What is meant to come will eventually come, though late, it has arrived!
In last Friday's article (Trend Extension), I once again warned of BTC high-level risks! Bitcoin set a new high of 99588 in the early morning of the 23rd, followed by several days of high-level fluctuations, including the weekend. Yesterday at 5 PM, it rebounded out of the 30-minute two-sell at 98871, followed by a volume drop in the early morning, hitting a low of 92600, and the current price is 94000.
Risks are all generated from rises. This time, the big drop in Bitcoin provided ample time for reduction. Of course, those who did not have time to reduce positions at high levels need not panic; it is just a 4-hour downward pullback now. The bull market has only reached the mid to late stages, and the overall direction is still bullish. Long-term positions may still hold steady, waiting for signals from large-level structures.
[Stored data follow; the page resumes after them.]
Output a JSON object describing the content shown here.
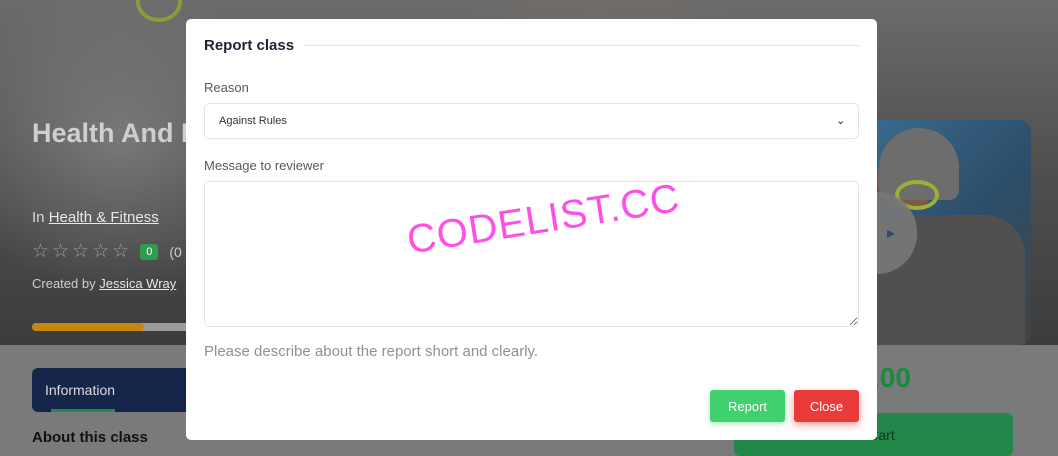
{
  "background": {
    "course_title": "Health And Fitness",
    "category_prefix": "In",
    "category_link": "Health & Fitness",
    "rating_badge": "0",
    "rating_count": "(0",
    "creator_prefix": "Created by",
    "creator_name": "Jessica Wray",
    "progress_fraction": 0.7,
    "info_tab_label": "Information",
    "about_title": "About this class",
    "price": ".00",
    "cart_label": "Cart",
    "play_icon": "play-icon",
    "star_icon": "star-outline-icon"
  },
  "modal": {
    "title": "Report class",
    "reason_label": "Reason",
    "reason_selected": "Against Rules",
    "message_label": "Message to reviewer",
    "message_value": "",
    "helper_text": "Please describe about the report short and clearly.",
    "report_button": "Report",
    "close_button": "Close"
  },
  "watermark": "CODELIST.CC",
  "colors": {
    "report": "#3ed16e",
    "close": "#ea3a3a",
    "info_tab": "#16254a",
    "price": "#1b8a3f",
    "watermark": "#ff4fe8"
  }
}
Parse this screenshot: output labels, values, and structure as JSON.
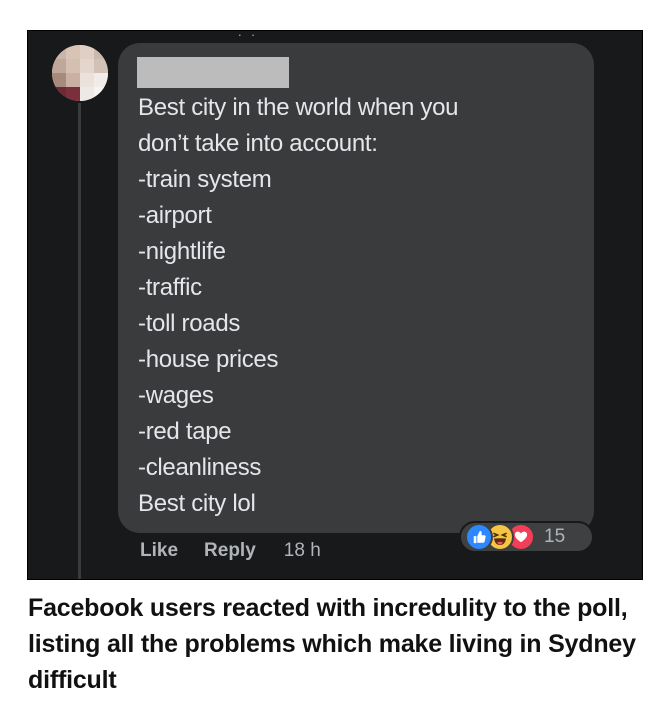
{
  "colors": {
    "background": "#18191a",
    "bubble": "#3a3b3c",
    "comment_text": "#e4e6eb",
    "secondary_text": "#b0b3b8",
    "like_blue": "#2d88ff",
    "haha_yellow": "#f7c544",
    "love_red": "#f33e58"
  },
  "comment": {
    "lines": [
      "Best city in the world when you",
      "don’t take into account:",
      "-train system",
      "-airport",
      "-nightlife",
      "-traffic",
      "-toll roads",
      "-house prices",
      "-wages",
      "-red tape",
      "-cleanliness",
      "Best city lol"
    ]
  },
  "actions": {
    "like_label": "Like",
    "reply_label": "Reply",
    "timestamp": "18 h"
  },
  "reactions": {
    "icons": [
      "like-reaction-icon",
      "haha-reaction-icon",
      "love-reaction-icon"
    ],
    "count": "15"
  },
  "caption": "Facebook users reacted with incredulity to the poll, listing all the problems which make living in Sydney difficult"
}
First, look at the daily chart of Bitcoin. The chart shows a strong top formation on the daily line. Combining the position of MACD and the alternating red and green bars, it is judged that at least a downward pullback on the daily line is needed. From the perspective of this level, the high MACD pulling back to the zero axis means that the secondary level needs to construct a center. In other words, after the completion of the secondary level center construction, it is highly likely to continue to break upward.
Now looking at the 4-hour chart, it can be seen that the internal structure of the 4-hour upward departure segment shows a three-segment divergence pattern, which is a classic reversal pattern in the Chande theory. A 4-hour downward pullback is about to occur here, and the range of this pullback can refer to the central range on the left side, with a high probability of a three-buy before moving to the next segment. As for the specific position to return to, attention needs to be paid to the growth evolution of the secondary level trend types.
Looking at the last 30-minute level, the internal structure of the 4-hour upward departure segment is very clear at this level. A classic two-center upward trend diverged downward after a pullback confirming the rebound trend.
Summary: Based on the current pullback strength, it is in a volume expansion non-divergent downward state, so the conclusion can be drawn: the downward trend will not end before a new 30-minute center appears. Those who want to catch the bottom are currently only at the small level bottom of 30 minutes and below, while large-level opportunities require patience, with a minimum time cycle of 7 to 10 days.
Trading is a system.
Trading mantra, as the poem goes:
Strategy is fundamental, logic is the framework.
Indicators are auxiliary, structure is king.
Planning is the spear, discipline is the shield.
Risk is paramount, mindset is defense.
The above analysis is for reference only and does not constitute any investment advice!